Now I am checking, whether it can be further reducible or not.
Again we can show $\Bbb Z[x]\ /\left< x\right> \simeq \Bbb Z$ by taking the surjective ring homomorphism $\phi\colon \Bbb Z[x]\to \Bbb Z$, such that $\phi(f(x))=f(0)$. Here $\text{ker}(\phi)=\left< x\right>$, so by the first ring isomorphism theorem $\Bbb Z[x]\ /\left< x\right> \simeq \Bbb Z$, and $\Bbb Z[x]\ /\left< x\right> \times\ \Bbb Z[x]\ /\left< x^2-1\right> \simeq\Bbb Z \times\ \Bbb Z[x]\ /\left< x^2-1\right> $.
Now, since $1$ does not belong to $\big(\left< x-1\right> +\left< x+1\right> \big)$, where factorization of $(x^2-1)=(x+1)\cdot(x-1)$, we can't use CRT further on this or we can't break this quotient ring further.

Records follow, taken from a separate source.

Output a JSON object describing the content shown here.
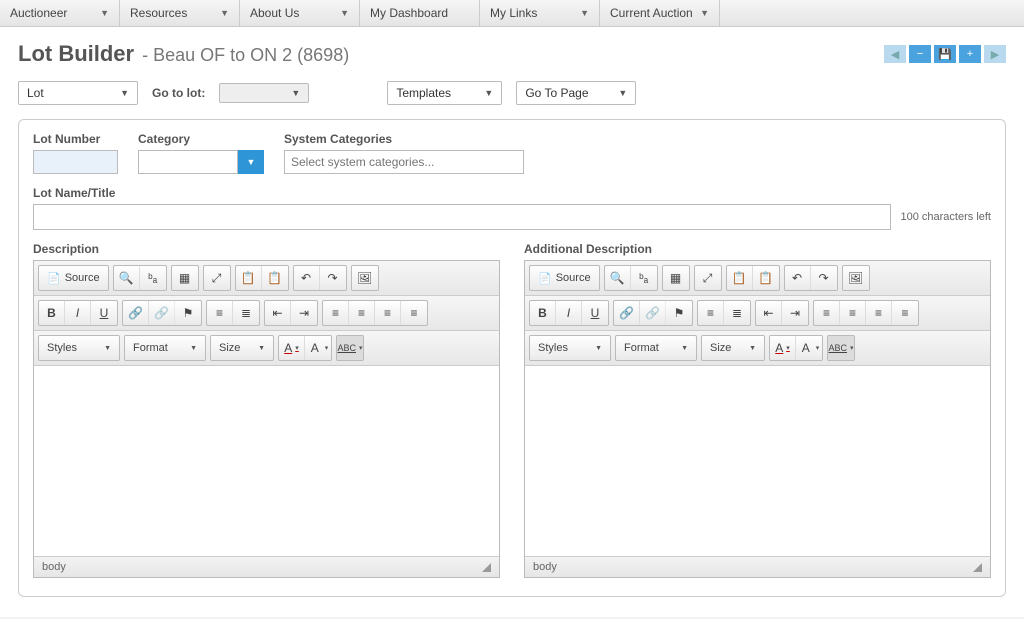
{
  "nav": [
    {
      "label": "Auctioneer",
      "dropdown": true
    },
    {
      "label": "Resources",
      "dropdown": true
    },
    {
      "label": "About Us",
      "dropdown": true
    },
    {
      "label": "My Dashboard",
      "dropdown": false
    },
    {
      "label": "My Links",
      "dropdown": true
    },
    {
      "label": "Current Auction",
      "dropdown": true
    }
  ],
  "page_title": "Lot Builder",
  "page_subtitle": "- Beau OF to ON 2 (8698)",
  "lot_select": "Lot",
  "go_to_lot_label": "Go to lot:",
  "templates_label": "Templates",
  "go_to_page_label": "Go To Page",
  "form": {
    "lot_number_label": "Lot Number",
    "lot_number_value": "",
    "category_label": "Category",
    "category_value": "",
    "system_categories_label": "System Categories",
    "system_categories_placeholder": "Select system categories...",
    "lot_name_label": "Lot Name/Title",
    "lot_name_value": "",
    "chars_left": "100 characters left",
    "description_label": "Description",
    "additional_description_label": "Additional Description"
  },
  "editor": {
    "source": "Source",
    "styles": "Styles",
    "format": "Format",
    "size": "Size",
    "status": "body",
    "abc": "ABC"
  }
}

So my ANSWER (after reducing the claim also) to this ring isomorphism is $\Bbb Z[x]\ /\left< x^3-x\right> $ $\simeq$ $\Bbb Z \times\ \Bbb Z[x]\ /\left< x^2-1\right> $. Is my explanation correct? Is it the most reduced version in isomorphism(even after reducing the claim)?
Best Answer
Define ring epimorphisms $\pi_1:\Bbb Z[x]\to\Bbb Z$ and $\pi_2:\Bbb Z[x]\to\Bbb Z\times\frac{\Bbb Z[x]}{\langle x^2-1\rangle}$ by $$\pi_1:f(x)\mapsto f(0)\;\;\;\;\;\pi_2:f(x)\mapsto f(x)+\langle x^2-1\rangle$$ so that $\Psi:\Bbb Z[x]\to\Bbb Z\times\frac{\Bbb Z[x]}{\langle x^2-1\rangle}$ is also a ring homomorphism where $$\Psi:f(x)\mapsto(\pi_1(f(x)),\pi_2(f(x)))$$ $$f(x)\in\ker(\Psi)\iff f(0)=0\;\land\;x^2-1\;|\;f(x)\iff x,x+1,x-1\;|\;f(x)$$ $$\therefore\;f(x)\in\ker(\Psi)\iff x^3-x\;|\;f(x)\;\;\;\;\;\therefore\;\ker(\Psi)=\langle x^3-x\rangle$$ Moreover, $(c,f(x)+\langle x^2-1\rangle)=\Psi(f(x)+(x^2-1)(f(0)-c))$ and thus $\Psi$ is an epimorphism.$$\therefore\;\frac{\Bbb Z[x]}{\langle x^3-x\rangle}\approx\Bbb Z\times\frac{\Bbb Z[x]}{\langle x^2-1\rangle}$$